The Talmud (Hullin 41b, Avodah Zarah 25b) preserves a cautionary teaching about the vulnerability of scholars traveling on dangerous roads. Students of the sages were sometimes set upon by robbers — not ordinary highwaymen, but men who targeted Jewish travelers specifically.
In one account, a group of students were traveling together when they were stopped by bandits. The robbers demanded to know their identities. "We are students of Torah," they replied. This should have earned them safe passage, but these particular robbers had no respect for learning.
The sages derived from such incidents a practical rule: when traveling in dangerous territory, a scholar should not announce himself as a scholar. Not because learning is something to hide, but because the world is not always a place where wisdom is respected. Sometimes wisdom makes you a target.

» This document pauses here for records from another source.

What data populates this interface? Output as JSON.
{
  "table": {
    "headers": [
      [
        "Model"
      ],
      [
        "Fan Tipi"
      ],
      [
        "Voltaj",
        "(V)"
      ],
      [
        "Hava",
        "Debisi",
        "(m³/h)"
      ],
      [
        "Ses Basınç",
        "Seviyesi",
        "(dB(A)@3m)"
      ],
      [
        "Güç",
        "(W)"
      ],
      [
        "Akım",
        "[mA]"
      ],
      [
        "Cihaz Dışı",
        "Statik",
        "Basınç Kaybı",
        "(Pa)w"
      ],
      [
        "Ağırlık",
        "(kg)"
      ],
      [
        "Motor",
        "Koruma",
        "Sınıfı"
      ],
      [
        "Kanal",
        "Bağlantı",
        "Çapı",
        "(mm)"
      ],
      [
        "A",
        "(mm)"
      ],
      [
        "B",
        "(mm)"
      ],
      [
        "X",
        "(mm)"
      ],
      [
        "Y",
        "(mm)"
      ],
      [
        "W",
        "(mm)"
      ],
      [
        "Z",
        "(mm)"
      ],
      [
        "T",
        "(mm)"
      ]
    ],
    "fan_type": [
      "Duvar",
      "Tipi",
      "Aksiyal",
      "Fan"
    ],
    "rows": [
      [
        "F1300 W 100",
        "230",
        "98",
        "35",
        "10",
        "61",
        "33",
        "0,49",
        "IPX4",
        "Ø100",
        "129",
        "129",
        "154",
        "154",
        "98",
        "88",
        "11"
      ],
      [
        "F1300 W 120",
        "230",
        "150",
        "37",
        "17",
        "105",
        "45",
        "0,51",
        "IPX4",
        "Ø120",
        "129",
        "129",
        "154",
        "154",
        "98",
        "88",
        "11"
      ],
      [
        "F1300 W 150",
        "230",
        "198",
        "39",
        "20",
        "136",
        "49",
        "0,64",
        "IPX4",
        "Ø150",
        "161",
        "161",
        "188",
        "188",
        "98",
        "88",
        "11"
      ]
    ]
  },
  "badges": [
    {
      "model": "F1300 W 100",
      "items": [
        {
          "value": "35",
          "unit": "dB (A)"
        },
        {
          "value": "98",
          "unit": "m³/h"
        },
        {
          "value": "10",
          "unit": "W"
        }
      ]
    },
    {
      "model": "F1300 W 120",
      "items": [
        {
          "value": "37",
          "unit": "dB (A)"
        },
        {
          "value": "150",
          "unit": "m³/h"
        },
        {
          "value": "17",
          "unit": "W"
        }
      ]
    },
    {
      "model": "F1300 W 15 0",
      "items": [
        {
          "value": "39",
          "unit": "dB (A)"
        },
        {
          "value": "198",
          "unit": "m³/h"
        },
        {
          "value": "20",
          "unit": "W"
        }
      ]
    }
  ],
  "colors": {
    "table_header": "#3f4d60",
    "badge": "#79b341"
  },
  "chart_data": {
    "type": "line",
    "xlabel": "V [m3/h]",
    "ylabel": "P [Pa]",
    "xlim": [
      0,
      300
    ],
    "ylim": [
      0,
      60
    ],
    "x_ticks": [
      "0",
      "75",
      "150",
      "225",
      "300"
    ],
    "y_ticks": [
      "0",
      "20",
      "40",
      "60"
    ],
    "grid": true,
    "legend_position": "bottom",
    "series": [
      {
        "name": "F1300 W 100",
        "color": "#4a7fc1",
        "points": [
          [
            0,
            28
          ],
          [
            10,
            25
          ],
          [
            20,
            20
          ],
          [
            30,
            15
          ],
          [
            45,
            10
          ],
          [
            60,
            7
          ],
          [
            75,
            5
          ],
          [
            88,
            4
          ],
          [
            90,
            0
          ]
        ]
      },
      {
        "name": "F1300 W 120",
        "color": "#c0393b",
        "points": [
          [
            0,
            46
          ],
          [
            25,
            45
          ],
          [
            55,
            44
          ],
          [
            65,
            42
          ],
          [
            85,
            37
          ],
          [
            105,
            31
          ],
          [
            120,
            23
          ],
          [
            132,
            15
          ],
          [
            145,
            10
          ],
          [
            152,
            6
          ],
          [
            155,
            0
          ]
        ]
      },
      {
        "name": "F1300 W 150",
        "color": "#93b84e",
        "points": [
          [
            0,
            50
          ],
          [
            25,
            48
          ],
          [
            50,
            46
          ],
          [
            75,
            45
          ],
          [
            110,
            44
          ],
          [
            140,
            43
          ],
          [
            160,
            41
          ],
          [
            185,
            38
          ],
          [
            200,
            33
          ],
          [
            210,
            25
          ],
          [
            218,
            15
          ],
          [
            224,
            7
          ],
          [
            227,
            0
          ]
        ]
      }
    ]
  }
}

Rabbi Meir taught a related lesson: judge a person not by their appearance but by their deeds. Robbers who dress as pious men are the most dangerous, because they use the trust that piety earns to get close to their victims. Conversely, a man who looks rough but acts with kindness may be closer to God than the man who looks the part.
The juxtaposition of pupils and robbers in this teaching carries a deeper message: the road to wisdom is never safe. Every student who sets out to learn Torah must accept that the journey involves real risk — not just intellectual risk, but physical danger in a world that does not always welcome the pursuit of truth.